Either way it was an interesting tour – a small studio but the guide has plenty to talk about first in the entrance hall (plenty of other stars recorded here too) and then you enter the studio itself where you are encouraged to sit at a piano and take photos – it was only after we had done that that the guide told us it was Elvis’ piano! You can also see the spot that is marked where he stood to sing. Definitely worth a visit if you are an Elvis fan but don’t expect there to be a whole load of memorabilia herethe tour only takes one hour - go to the Country Music Hall of Fame itself for that.

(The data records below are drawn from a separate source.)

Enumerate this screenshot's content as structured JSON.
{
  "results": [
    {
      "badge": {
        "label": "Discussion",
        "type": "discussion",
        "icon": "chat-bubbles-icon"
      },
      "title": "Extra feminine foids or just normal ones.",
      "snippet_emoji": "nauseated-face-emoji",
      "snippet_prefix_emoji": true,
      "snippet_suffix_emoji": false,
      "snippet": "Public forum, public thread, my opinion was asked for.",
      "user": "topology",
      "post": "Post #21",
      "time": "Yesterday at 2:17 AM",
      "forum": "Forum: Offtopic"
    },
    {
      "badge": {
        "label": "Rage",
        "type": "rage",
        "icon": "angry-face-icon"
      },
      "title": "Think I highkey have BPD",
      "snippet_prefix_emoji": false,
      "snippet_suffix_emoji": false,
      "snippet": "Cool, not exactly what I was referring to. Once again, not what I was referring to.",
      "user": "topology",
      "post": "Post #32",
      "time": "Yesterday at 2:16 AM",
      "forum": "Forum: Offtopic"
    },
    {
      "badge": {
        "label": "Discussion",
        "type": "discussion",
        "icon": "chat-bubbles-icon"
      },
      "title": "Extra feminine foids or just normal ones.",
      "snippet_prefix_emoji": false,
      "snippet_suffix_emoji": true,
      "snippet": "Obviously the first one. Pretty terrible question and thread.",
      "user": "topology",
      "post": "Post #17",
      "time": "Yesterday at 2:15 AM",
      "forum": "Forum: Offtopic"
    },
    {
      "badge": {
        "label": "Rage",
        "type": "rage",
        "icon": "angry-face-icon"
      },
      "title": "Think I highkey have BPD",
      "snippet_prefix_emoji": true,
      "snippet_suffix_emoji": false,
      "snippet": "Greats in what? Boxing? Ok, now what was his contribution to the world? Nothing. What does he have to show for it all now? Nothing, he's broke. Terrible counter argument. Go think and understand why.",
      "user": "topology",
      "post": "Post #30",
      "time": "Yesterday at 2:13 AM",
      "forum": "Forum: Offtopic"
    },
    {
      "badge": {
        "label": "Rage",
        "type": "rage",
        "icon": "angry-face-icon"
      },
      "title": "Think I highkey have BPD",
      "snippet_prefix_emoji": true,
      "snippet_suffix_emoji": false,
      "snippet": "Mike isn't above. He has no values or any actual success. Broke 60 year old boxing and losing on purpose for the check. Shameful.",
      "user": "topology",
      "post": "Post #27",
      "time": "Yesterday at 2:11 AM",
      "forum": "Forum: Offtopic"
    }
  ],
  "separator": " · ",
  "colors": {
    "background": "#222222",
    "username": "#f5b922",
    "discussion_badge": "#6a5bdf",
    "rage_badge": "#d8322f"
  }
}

Nashville in the evening appears to be hen and stag party (or bachelor and bachelorette party) central. We saw so many groups, often riding on a ‘pedal tavern’ (basically a bar crawl on wheels) and the bars and restaurants were absolutely packed in the evening, even on a Sunday night. We hadn’t made a reservation and went in a few places but couldn’t get a table so were beginning to get a bit worried. We hadn’t really done any research into any areas outside the city centre as we had assumed there would be no problem finding somewhere for dinner but obviously that wasn’t the case! So we ended up in the Hard Rock Café – not our first choice as it’s a chain that you can go to pretty much anywhere in the world but by this point we just needed food!
I had a BBQ cheese and bacon burger which was very good though the bun felt apart and I had to use a knife and fork. I also had the chocolate cherry alcoholic milkshake though it was disappointing and not that nice; I only had it because my two companions ordered dessert. Their Oreo cheesecake and apple cobbler looked very nice but I didn’t want the extra calories

Service was excellent as we have come to expect in the US but the bill including a 20% tip came to almost $100 – we paid about half that and had much better food at the Swinging Doors Saloon at lunchtime.